If you feel that dragging a passenger off a plane is an acceptable solution to getting airline personnel onto an overbooked flight, stop reading now.
If HOW your product strategy objectives are met is important to you, carry on.
The US airline incident this past spring involving a passenger who was literally pulled from his seat by airport security to make room for crew members caused many of us to ask, “how could that happen?” Yet, the general public may not understand the complexity of the situation; there were at least two organizations involved – the airline and aviation security. When they teamed up to solve the problem of the overbooked, flight, how did both organizations and the customer end up in such an unhappy place? Afterward, the airline took the brunt of the public outrage and did a lot of apologizing, but could the airline’s company culture have been at odds with that of the aviation security organization?
The Impact of Culture on the Product Software Team
Culture affects every corner of the organization, including employee engagement and behaviors toward colleagues and customers. It influences team productivity, problem-solving, creativity, and innovation.
Software product teams are brought together for short periods of time to define, create or enhance a software solution. Often, each member contributes work practices shaped by their own organizational culture. To ensure that your product launch doesn’t become a casualty of a culture clash, here are 6 ways to shape a team culture:
1) Make organization culture one of your partner “selection criteria”
When choosing your partners, be mindful of what you are looking for from a cultural perspective. Ask yourself if your partner should have a complementary culture to yours, or one that will reinforce a change that you’ve already implemented. Be aware of your potential partner company’s recruiting criteria, including employee qualities, work approaches, change management and overall mission.
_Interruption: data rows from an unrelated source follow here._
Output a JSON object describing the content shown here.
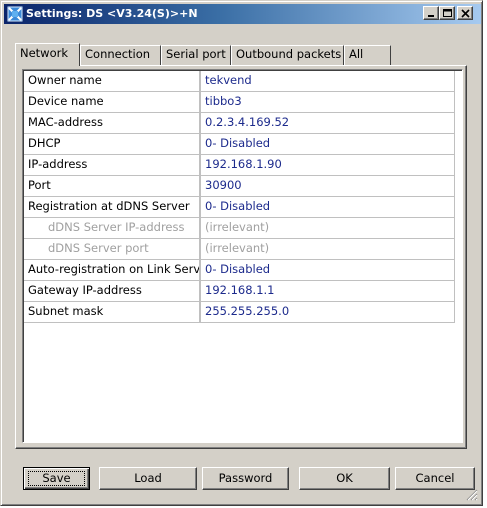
{
  "window": {
    "title": "Settings: DS <V3.24(S)>+N"
  },
  "tabs": [
    {
      "label": "Network",
      "active": true
    },
    {
      "label": "Connection",
      "active": false
    },
    {
      "label": "Serial port",
      "active": false
    },
    {
      "label": "Outbound packets",
      "active": false
    },
    {
      "label": "All",
      "active": false
    }
  ],
  "settings": [
    {
      "name": "Owner name",
      "value": "tekvend"
    },
    {
      "name": "Device name",
      "value": "tibbo3"
    },
    {
      "name": "MAC-address",
      "value": "0.2.3.4.169.52"
    },
    {
      "name": "DHCP",
      "value": "0- Disabled"
    },
    {
      "name": "IP-address",
      "value": "192.168.1.90"
    },
    {
      "name": "Port",
      "value": "30900"
    },
    {
      "name": "Registration at dDNS Server",
      "value": "0- Disabled"
    },
    {
      "name": "dDNS Server IP-address",
      "value": "(irrelevant)"
    },
    {
      "name": "dDNS Server port",
      "value": "(irrelevant)"
    },
    {
      "name": "Auto-registration on Link Serv",
      "value": "0- Disabled"
    },
    {
      "name": "Gateway IP-address",
      "value": "192.168.1.1"
    },
    {
      "name": "Subnet mask",
      "value": "255.255.255.0"
    }
  ],
  "buttons": {
    "save": "Save",
    "load": "Load",
    "password": "Password",
    "ok": "OK",
    "cancel": "Cancel"
  },
  "colors": {
    "title_gradient_start": "#0a246a",
    "title_gradient_end": "#a6caf0",
    "value_text": "#1c2a8c",
    "irrelevant_text": "#a0a0a0",
    "face": "#d4d0c8"
  },
  "icons": {
    "title": "settings-app-icon",
    "minimize": "minimize-icon",
    "maximize": "maximize-icon",
    "close": "close-icon",
    "resize": "resize-grip-icon"
  }
}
2) Identify key values you want reflected in your team’s work
When you first bring the team together, call out the values that are important to the work and why. At Geneca, we’ve found that collaboration, visibility, delivering business value and ownership are values we’ve found to be extremely useful in our work with product strategy teams.
3) Give the product software team a common approach for reporting progress and managing change
Once product work begins on a new or existing product, it’s important to build a product launch roadmap. This gives the team a common way to communicate their progress and manage changes in their work together. Give the team guidance on which levers to wield when making decisions – for example, if the team’s overall goal is to manage to a time to market play, they should be given the latitude to adjust the project’s scope and budget accordingly.
4. Provide the environment and the tools to “play nice”
“It’s just business, it’s not personal.” A product software team’s culture is personal – everyone contributes to it whether they think about it or not. However, unless your team is going to be together for longer than a month or two, there’s a tradeoff between getting work done and course correcting for how it gets done. Assume that everyone is going to work well together. Put processes and tools in places such as daily standups/scrums, online presence, text messaging and easy access to project artifacts that encourage collaboration.
5. Trust but verify
Give the software development team a problem to solve right away. One of the fastest ways to determine if your team is going to have difficulties due to conflicting work cultures is to give them a problem to solve in a short period of time and see what happens. This will help you quickly determine what you need to adjust to enable the team to work effectively together.
6. Create an environment that welcomes positive feedback
Collaboration doesn’t mean that everyone agrees on everything, but it’s certainly helpful when it’s easy to give feedback on how well the team is working together. Establish a process that accomplishes this; for example, at Geneca, we use a tool called Joornal™. It’s a simple mobile application that allows team members to weigh in anonymously, in less than a minute, on project variables on a daily/weekly basis. During a quick, weekly conversation, we examine the teams’ assessment for that week and discuss what’s working and what’s not.
How has culture impacted product collaboration and launch processes at your organization?